An Deck konnte ich von Achtern aus erst nur vereinzelte Finnen sehen, doch als ich mich vor zum Klüverbaum begeben habe, ging das Spektakel erst richtig los: Mal allein, mal zu zweit oder auch zu dritt kreuzten die Delfine unseren Kurs, sprangen aus dem Wasser, tauchten sofort wieder ein und begleiteten weiterhin unseren Weg. Das spektakulärste Ereignis dieses Aufeinandertreffens war aber, als plötzlich sechs Delfine auf einmal neben uns hergeschwommen und dann auch noch synchron aus dem Wasser gesprungen sind. Mit der Zeit haben sich immer mehr KUSis vorne am Klüverbaum versammelt, um dem Spektakel beizuwohnen. Die Delfine sind sogar auf ihrem Rücken geschwommen – was teilweise so aussah, als würden sie leuchten – und haben uns bis ins Abendrot begleitet. Erst mit der Dämmerung haben wir, nachdem uns noch ein nasser Neptunknutscher in Form einer sehr großen, kräftigen Welle erfasst hat, die Back verlassen und haben uns wieder unter Deck oder auf unsere Posten zurückbegeben. Eine sehr gute Freundin von mir meinte einmal, sie wäre gerne ein Delfin. Nun verstehe ich ihre Meinung. Ich möchte zwar kein Delfin sein, aber die Freiheit, die diese Tiere verkörpert haben, war einfach unbeschreiblich.

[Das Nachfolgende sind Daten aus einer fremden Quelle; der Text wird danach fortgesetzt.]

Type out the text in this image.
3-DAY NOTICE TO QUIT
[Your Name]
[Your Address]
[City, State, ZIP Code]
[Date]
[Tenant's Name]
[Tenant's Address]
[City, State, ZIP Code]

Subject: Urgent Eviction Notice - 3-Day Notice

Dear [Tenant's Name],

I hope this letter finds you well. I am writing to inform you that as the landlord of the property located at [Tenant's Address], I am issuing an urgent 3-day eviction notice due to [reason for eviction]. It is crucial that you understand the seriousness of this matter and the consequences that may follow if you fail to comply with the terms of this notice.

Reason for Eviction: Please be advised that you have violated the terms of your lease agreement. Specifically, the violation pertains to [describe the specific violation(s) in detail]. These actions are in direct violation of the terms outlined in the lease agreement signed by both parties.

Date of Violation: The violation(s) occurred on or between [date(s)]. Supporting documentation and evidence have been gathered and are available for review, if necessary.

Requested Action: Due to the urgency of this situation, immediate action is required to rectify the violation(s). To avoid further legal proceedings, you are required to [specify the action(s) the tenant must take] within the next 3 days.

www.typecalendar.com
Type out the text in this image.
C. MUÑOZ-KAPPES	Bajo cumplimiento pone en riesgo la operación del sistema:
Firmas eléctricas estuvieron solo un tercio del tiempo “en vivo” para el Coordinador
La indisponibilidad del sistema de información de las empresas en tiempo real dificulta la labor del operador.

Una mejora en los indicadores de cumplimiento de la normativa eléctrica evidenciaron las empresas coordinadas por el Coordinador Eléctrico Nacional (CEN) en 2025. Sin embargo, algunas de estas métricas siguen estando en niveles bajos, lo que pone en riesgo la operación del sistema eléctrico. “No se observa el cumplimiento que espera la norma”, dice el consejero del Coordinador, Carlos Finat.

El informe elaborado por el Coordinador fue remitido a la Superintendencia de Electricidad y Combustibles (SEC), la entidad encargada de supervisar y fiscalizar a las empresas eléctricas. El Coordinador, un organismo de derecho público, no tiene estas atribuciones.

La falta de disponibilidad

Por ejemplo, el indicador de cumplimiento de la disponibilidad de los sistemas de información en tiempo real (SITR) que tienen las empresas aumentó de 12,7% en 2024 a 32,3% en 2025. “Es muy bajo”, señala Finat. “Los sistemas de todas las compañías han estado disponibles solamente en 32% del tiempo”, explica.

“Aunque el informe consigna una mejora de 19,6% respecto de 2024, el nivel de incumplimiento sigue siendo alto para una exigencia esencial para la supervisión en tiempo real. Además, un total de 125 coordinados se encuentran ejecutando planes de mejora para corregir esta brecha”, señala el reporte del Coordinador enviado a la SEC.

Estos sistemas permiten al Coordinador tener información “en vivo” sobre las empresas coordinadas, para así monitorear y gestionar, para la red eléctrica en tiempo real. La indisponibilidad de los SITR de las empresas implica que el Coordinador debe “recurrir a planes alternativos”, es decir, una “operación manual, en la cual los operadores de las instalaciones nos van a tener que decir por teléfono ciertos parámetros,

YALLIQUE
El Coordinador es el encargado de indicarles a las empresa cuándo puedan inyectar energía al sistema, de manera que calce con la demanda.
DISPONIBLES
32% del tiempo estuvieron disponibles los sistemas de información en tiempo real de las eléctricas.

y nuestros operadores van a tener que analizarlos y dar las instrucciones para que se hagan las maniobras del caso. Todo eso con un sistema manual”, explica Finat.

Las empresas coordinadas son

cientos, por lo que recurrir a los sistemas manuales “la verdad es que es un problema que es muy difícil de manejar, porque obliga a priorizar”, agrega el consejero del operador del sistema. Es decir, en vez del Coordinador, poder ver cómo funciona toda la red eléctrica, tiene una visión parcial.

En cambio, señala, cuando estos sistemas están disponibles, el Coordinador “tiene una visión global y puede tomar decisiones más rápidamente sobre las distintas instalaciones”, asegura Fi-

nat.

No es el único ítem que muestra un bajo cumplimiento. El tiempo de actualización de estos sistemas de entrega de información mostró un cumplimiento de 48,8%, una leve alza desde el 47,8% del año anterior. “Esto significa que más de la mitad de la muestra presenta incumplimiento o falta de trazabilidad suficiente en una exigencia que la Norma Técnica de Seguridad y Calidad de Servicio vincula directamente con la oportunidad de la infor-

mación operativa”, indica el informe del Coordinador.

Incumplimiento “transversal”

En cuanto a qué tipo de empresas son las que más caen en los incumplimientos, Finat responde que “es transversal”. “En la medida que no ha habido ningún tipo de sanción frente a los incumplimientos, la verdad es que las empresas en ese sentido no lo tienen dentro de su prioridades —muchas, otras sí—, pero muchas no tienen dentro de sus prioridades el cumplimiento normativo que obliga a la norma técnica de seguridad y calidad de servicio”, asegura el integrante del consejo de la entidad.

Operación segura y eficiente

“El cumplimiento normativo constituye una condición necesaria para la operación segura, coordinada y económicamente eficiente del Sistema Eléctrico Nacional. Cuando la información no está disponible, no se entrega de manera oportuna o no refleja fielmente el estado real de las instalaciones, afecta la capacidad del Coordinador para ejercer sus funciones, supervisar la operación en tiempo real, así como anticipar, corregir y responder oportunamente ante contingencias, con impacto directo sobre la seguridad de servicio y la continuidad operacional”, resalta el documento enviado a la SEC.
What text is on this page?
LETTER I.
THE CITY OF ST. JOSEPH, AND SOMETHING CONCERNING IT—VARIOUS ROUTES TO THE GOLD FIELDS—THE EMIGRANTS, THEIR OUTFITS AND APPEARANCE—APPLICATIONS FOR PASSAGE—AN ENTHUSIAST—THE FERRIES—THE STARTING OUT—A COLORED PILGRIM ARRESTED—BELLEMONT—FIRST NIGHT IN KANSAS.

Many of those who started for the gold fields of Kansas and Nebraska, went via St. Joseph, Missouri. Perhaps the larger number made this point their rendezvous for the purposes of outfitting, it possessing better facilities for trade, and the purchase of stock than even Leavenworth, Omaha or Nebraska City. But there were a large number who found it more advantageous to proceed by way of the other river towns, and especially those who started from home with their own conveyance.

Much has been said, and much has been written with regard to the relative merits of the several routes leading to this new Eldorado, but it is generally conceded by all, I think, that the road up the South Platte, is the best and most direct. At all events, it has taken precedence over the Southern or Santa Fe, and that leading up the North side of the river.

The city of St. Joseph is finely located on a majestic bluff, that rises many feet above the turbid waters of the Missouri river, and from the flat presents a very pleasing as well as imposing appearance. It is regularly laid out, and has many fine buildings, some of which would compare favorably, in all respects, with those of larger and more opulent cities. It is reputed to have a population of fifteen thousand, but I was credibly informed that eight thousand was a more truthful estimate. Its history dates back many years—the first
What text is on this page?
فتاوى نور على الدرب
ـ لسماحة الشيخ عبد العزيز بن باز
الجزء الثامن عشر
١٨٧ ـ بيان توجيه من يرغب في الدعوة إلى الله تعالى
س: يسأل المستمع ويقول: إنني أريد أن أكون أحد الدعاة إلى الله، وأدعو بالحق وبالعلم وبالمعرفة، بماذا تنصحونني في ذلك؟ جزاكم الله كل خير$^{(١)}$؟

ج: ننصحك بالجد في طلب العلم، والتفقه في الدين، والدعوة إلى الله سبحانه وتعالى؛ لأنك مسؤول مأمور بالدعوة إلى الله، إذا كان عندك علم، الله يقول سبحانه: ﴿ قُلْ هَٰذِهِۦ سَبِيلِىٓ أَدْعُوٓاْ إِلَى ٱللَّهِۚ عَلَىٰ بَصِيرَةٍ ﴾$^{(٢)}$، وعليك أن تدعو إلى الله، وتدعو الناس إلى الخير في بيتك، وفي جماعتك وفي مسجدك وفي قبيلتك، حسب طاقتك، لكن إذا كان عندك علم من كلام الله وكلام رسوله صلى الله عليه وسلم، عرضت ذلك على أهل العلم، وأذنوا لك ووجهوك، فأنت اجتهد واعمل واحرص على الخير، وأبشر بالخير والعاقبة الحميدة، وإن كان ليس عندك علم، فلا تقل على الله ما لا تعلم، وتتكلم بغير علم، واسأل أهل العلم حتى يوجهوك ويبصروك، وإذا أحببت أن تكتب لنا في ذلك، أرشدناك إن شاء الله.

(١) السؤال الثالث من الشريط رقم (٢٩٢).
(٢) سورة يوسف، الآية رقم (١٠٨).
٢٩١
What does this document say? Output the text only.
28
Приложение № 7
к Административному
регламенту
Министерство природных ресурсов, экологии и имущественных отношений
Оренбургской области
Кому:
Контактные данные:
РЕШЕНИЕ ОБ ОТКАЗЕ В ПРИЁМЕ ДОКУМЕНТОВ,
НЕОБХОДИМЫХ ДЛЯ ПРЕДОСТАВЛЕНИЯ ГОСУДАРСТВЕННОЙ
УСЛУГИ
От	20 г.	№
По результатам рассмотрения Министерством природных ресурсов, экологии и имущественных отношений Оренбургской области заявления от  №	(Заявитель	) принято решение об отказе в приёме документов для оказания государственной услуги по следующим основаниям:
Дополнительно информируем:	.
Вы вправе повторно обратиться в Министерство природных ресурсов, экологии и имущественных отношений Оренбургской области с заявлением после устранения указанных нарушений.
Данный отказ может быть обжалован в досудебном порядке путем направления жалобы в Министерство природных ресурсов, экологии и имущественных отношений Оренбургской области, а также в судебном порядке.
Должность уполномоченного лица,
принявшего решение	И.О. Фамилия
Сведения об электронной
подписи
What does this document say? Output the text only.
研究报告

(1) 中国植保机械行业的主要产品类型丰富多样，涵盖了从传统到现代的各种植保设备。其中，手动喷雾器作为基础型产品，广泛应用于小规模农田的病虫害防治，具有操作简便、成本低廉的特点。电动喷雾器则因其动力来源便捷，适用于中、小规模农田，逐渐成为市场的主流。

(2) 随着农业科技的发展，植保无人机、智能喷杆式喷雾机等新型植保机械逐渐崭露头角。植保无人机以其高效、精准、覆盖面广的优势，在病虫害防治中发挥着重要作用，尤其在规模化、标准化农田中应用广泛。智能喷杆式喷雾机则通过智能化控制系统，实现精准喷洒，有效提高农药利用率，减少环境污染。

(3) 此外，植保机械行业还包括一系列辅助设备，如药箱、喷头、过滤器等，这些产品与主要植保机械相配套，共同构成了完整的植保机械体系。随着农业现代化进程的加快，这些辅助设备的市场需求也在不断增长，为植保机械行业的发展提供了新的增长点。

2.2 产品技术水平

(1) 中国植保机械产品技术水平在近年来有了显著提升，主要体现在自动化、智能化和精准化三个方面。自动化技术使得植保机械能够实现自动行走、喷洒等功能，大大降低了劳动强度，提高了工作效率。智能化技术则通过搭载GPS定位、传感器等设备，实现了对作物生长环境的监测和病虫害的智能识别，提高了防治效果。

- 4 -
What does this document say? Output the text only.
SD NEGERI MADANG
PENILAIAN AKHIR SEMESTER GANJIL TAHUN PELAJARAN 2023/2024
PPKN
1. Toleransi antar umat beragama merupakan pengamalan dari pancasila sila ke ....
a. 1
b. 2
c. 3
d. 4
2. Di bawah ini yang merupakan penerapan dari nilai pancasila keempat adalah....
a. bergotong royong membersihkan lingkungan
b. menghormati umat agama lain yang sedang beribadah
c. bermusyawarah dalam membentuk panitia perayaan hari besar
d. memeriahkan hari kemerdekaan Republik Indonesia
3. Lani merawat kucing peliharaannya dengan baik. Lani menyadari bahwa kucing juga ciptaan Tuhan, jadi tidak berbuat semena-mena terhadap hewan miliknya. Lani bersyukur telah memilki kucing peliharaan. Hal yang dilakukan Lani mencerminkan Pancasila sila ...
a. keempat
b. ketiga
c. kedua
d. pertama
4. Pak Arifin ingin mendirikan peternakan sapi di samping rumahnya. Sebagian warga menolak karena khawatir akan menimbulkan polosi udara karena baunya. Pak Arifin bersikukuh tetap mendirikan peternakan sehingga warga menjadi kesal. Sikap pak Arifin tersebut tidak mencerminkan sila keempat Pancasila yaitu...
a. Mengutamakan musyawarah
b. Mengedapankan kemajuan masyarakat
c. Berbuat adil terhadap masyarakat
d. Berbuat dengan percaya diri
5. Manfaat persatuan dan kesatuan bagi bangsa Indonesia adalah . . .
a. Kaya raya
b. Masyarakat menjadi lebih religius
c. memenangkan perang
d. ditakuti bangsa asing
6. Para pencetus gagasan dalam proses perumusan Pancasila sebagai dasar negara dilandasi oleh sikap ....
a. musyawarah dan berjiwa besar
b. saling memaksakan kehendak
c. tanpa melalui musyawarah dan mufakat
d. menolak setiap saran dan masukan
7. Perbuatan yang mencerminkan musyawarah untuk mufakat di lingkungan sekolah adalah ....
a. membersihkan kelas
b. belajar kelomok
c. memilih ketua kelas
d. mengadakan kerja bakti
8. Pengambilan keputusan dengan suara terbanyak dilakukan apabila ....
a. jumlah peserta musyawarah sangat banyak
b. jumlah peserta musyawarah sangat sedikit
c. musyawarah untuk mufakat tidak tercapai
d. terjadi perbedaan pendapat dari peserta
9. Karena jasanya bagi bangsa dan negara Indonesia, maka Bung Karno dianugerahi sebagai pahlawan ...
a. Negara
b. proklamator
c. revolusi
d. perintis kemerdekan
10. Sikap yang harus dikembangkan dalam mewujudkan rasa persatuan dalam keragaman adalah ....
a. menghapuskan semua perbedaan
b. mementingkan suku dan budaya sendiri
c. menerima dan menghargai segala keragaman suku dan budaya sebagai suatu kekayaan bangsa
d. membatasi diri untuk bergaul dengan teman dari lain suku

Aber weil das alles nicht genug war, ertönte am nächsten Morgen von Achtern aus der Ruf: „Wale!“   Alle, auch die Seekranken, haben sich sofort nach Steuerbord begeben, um auch an diesem Erlebnis teilzuhaben. Viel wuchtiger als die Delfine durchbrachen drei Grindwale die Wellenberge. In ihrem kompletten Schwarz zeigten sie uns immer wieder ihre Häupter und ihre Finnen. Zwar haben sie uns schon bald wieder verlassen und sind unserem Blickwinkel auch nicht lange erhalten geblieben, und doch war es ein wirklich einzigartiges Erlebnis, wie wir es voraussichtlich nicht so oft in unserem Leben machen werden.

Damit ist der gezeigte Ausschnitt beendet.